Fils de Jean Henri Rémusat, chirurgien de renom, et de Dame Françoise Aydré, Jean-Pierre Abel-Rémusat s’intéressa très jeune au monde chinois, dont les connaissances générales à l’époque se limitèrent aux comptes rendus des Jésuites de la mission de Pékin, entre le XVIIe et le XVIIIe siècle, et à l’engouement que le roi Louis XIV eut pour la Chine environ un siècle plus tôt. Il apprit seul la langue tout en poursuivant ses études à la Faculté de médecine de Paris.

À vingt-deux ans, il publia son premier ouvrage intitulé Essai sur la langue et la littérature chinoise (1810), puis un an plus tard De l’étude des langues étrangères chez les Chinois.

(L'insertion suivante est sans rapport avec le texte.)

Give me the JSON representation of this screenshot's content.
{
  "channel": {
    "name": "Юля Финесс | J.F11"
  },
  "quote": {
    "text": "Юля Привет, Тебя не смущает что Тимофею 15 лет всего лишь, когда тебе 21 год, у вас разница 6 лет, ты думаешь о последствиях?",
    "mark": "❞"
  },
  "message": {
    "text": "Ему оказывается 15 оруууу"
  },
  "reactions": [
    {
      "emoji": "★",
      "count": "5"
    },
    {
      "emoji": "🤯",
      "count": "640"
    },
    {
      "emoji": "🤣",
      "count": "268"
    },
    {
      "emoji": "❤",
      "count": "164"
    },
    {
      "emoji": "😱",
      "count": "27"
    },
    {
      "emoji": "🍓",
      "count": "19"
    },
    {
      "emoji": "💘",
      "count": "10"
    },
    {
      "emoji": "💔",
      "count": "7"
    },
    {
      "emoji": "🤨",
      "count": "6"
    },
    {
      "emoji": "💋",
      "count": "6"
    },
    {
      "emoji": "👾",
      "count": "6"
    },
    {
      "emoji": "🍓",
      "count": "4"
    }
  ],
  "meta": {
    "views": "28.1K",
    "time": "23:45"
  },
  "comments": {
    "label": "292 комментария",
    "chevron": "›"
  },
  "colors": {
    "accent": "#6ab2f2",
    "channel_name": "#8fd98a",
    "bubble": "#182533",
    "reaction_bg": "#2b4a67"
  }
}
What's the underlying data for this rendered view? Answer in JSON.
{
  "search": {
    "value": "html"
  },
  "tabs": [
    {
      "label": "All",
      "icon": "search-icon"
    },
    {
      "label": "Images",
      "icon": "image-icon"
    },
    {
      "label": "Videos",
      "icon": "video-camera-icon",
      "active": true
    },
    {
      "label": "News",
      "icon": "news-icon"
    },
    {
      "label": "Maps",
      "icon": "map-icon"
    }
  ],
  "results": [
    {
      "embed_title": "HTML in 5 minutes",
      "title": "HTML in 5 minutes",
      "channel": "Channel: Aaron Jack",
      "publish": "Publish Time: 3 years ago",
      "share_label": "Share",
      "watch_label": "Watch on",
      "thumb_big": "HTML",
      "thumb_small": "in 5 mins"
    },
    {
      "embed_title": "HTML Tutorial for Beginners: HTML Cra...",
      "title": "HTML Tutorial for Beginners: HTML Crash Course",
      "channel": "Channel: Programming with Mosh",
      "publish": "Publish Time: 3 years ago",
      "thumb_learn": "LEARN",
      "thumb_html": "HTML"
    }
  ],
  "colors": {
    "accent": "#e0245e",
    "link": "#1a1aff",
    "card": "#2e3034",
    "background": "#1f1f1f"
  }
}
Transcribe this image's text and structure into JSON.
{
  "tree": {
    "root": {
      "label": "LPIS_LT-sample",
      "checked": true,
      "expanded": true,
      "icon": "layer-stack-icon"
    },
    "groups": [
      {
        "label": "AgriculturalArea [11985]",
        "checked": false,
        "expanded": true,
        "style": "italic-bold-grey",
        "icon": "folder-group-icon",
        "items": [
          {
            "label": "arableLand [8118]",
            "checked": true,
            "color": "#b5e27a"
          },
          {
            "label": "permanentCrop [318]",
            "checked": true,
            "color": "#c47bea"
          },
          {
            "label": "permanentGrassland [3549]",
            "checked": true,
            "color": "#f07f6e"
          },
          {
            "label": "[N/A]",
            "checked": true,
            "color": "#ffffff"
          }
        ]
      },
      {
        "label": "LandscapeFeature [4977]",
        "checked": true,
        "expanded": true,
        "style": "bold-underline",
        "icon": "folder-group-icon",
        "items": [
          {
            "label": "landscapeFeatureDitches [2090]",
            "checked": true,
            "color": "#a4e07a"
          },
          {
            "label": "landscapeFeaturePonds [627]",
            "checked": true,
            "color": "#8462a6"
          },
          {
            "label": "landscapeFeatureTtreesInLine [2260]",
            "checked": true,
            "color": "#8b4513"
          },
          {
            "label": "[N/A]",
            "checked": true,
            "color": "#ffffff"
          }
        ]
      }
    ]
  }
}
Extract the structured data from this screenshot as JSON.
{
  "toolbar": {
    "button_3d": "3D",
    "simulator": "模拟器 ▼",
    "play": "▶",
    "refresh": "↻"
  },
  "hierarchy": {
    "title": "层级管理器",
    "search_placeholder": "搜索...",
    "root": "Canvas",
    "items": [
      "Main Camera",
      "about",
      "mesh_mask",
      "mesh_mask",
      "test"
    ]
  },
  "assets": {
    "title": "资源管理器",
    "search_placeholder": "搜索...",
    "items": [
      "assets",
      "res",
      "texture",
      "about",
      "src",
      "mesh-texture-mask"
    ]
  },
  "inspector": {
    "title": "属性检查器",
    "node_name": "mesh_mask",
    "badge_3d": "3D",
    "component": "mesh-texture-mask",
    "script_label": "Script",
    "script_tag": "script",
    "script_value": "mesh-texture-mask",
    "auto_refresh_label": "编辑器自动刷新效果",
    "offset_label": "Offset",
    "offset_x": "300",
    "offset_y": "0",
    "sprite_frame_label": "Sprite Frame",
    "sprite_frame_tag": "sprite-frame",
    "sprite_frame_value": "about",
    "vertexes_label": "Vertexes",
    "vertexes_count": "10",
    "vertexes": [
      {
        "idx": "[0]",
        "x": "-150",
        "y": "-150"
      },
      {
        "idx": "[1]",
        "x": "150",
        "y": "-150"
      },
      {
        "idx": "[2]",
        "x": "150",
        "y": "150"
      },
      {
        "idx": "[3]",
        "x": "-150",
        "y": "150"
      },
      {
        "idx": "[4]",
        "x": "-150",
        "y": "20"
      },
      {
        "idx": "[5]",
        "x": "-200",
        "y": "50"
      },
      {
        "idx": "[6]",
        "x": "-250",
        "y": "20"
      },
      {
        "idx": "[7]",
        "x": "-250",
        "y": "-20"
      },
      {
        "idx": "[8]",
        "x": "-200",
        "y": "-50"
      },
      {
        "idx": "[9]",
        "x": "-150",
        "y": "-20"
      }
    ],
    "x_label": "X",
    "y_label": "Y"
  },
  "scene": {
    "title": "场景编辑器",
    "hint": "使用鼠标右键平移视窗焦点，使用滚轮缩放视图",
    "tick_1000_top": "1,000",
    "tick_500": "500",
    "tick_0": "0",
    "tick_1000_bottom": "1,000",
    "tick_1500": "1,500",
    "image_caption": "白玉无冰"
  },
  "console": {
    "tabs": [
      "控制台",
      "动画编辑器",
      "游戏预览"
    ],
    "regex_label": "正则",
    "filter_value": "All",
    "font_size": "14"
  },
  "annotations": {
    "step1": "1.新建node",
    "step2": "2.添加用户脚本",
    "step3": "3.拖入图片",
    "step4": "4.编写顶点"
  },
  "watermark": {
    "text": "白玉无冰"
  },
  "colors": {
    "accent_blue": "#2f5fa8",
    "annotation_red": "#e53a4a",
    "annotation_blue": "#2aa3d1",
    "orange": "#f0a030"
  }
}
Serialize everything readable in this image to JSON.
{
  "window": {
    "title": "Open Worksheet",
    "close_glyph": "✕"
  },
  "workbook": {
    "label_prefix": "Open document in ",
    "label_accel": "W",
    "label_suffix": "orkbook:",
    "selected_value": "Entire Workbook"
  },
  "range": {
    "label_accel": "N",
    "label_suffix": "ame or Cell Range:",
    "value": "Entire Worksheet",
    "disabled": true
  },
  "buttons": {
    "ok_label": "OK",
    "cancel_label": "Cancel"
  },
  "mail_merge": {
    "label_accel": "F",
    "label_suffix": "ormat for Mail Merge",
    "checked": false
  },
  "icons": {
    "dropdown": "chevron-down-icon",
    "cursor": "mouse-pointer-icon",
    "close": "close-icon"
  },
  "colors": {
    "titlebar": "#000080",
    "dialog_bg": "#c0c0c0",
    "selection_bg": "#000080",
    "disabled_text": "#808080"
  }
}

Lorsqu’il débuta l’apprentissage de la langue chinoise, il n’eut à sa disposition que de maigres sources textuelles. Le cercle scientifique qu’il côtoya l’amena à rencontrer un archéologue et collectionneur d’art, Charles-Philippe Campion de Tersan (1736-1819) qui possédait des livres rares sur la Chine. Il obtint également de l’aide de la part d’Antoine-Isaac baron Silvestre de Sacy (1758-1838), orientaliste français et professeur de persan au Collège royal. Ce dernier rendit hommage à Abel-Rémusat lors de la séance publique du 25 juillet 1834 de l’Institut de France, intitulée « Notice historique sur la vie et les ouvrages de M. Abel-Rémusat ».

En 1814, fut créée pour lui la première chaire de chinois au Collège royal (ancien nom du Collège de France) et de ce fait il devint le pionnier des études chinoises en occident. Il obtint donc la chaire de professeur de langues et de littératures chinoises et tartaro-mandchoues jusqu’en 1832. Entre temps, 1824, il devint conservateur des manuscrits à la Bibliothèque royale et put travailler directement à partir du corpus de textes de la collection chinoise. Jean-Pierre Abel-Rémusat traduisit les premiers textes du taoïsme, de Confucius et notamment le Foguo ji 佛國記 ou Mémoires sur les pays bouddhiques du moine pèlerin Faxian, ouvrage qui le rendit célèbre dans le monde entier. L’ouvrage chinois fut repris en 2013 sous forme de traduction et de commentaires annotés par Jean-Pierre Drège, directeur d’études en histoire et civilisation de l’écrit en Chine à l’École Pratique des Hautes Études.

En 1822, il fonda la Société asiatique, devint premier Secrétaire la même année, puis Président en 1829. Il fut également associé étranger de la Société royale des sciences de Göttingen, de la Société asiatique du Bengale (de nos jours Société asiatique de Calcutta) et de la Société asiatique d’Irlande.   

En 1826, il fut reconnu pour son excellent travail de traduction du roman chinois Iu-kiao-li, transcription phonétique dite de l’École Française d’Extrême-Orient, dont la transcription moderne donne yu jiao li 玉嬌梨, traduit en français par Les deux cousines. Ce livre destiné au public français dresse un portrait des Chinois en présentant leurs rites, coutumes et mœurs de la vie de tous les jours.